The Falcon defuses it while Cap goes after the Elite leader.

And that's the other bizarre and silly thread in this story. The Elite leader, whose last name is Taurey (i.e., Tory)...

...(the leader of the Elite's army is General Heshin, i.e., Hessian), had an ancestor who was a royalist during the Revolutionary War, but was defeated by a revolutionary named Stephen Rogers. He's been hunting for the ancestor of Rogers, who turns out to be... Stephen Rogers, who he doesn't know is Captain America. But Cap hears about this and challenges Taurey to a duel, but Taurey wimps out.

It's a really decompressed story with no subplots or twists or anything. The stilted dialogue is especially problematic in a story that involves mind control and a conspiracy that leads to a lack of trust - are people talking like that because they aren't themselves, or is it just written poorly? Cap and the Falcon aren't even significant drivers of the plot - a lot of the successes in the story come from faceless soldiers and spies. Really weird. And the Falcon says the word "Jive" every three panels.
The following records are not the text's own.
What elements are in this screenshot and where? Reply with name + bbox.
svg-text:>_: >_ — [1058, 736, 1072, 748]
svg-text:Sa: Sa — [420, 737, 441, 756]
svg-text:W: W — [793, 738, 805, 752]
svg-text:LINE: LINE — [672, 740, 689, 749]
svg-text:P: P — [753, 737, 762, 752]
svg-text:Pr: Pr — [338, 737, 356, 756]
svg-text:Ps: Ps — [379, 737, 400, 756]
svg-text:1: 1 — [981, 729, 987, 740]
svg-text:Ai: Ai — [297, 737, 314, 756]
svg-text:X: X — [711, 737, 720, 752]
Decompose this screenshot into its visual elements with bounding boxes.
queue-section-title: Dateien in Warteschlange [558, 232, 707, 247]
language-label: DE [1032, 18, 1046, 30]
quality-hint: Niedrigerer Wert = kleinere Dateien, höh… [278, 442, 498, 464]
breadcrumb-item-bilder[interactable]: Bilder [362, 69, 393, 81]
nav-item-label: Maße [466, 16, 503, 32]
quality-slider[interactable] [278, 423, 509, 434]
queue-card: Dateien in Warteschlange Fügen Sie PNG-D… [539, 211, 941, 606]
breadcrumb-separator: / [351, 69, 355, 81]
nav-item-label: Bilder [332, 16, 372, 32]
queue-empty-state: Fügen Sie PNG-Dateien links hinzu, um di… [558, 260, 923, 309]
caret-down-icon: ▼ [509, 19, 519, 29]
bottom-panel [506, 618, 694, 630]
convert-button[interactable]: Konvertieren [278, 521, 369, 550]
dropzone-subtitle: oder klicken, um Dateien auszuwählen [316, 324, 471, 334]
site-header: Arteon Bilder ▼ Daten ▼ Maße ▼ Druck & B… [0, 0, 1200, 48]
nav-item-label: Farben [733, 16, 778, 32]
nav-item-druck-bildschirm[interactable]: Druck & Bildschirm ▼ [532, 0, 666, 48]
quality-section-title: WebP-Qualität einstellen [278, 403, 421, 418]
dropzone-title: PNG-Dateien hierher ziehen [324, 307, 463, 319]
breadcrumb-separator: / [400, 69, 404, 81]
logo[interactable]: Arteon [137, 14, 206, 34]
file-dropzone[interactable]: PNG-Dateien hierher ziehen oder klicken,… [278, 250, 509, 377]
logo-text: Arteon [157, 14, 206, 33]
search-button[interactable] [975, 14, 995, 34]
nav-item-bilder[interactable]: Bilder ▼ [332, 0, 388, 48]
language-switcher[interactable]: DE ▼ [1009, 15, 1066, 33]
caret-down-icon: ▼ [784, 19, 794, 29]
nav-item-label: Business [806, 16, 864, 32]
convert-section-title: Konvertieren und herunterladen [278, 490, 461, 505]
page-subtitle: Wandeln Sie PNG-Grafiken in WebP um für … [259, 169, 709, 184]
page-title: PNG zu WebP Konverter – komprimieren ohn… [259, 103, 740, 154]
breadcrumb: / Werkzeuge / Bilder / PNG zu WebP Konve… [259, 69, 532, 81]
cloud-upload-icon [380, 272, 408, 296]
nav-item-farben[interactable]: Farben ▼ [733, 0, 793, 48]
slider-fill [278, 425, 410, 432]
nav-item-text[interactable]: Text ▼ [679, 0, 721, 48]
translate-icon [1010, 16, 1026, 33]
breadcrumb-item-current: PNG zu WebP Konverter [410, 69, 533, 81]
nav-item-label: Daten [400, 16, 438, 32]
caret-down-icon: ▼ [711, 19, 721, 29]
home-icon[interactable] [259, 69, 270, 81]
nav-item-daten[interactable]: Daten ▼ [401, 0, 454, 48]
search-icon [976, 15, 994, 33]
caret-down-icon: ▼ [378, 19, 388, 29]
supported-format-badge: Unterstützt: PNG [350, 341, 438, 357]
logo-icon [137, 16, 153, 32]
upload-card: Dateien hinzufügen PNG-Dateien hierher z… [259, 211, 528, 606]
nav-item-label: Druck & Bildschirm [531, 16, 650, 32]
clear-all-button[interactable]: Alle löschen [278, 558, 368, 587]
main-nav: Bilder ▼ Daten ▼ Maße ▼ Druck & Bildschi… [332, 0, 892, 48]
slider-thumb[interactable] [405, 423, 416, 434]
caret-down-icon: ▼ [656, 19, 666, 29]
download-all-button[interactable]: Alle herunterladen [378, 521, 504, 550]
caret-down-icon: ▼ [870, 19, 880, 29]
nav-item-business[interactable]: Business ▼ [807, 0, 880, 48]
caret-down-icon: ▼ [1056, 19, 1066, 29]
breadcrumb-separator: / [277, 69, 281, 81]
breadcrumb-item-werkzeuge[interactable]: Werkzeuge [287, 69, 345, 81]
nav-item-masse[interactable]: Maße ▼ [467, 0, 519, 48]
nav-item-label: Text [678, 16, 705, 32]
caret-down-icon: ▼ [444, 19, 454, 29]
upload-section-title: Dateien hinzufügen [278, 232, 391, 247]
Generally speaking, nice art, though.

Quality Rating: D

Historical Significance Rating: 3 - Jack Kirby's return to Marvel, first Elites

Chronological Placement Considerations: N/A

References: N/A

Cross-over: N/A

Continuity Implant? N

Reprinted In: Captain America and the Falcon: Madbomb TPB

Inbound References (4): show

Characters Appearing: Captain America, Cheer Chadwick, Falcon, Hesperus Chadwick, Leila Taylor, William Malcolm Taurey

Previous:
Iron Man annual #3
Up:
Main
1976/Box 13/EiC Upheaval
Next:
Iron Man #88-91

Comments

Some of Kirby's text in his earlier issues was apparently rewritten to reflect elements from previous issues, as you can see from the caption in the Falcon panel up top.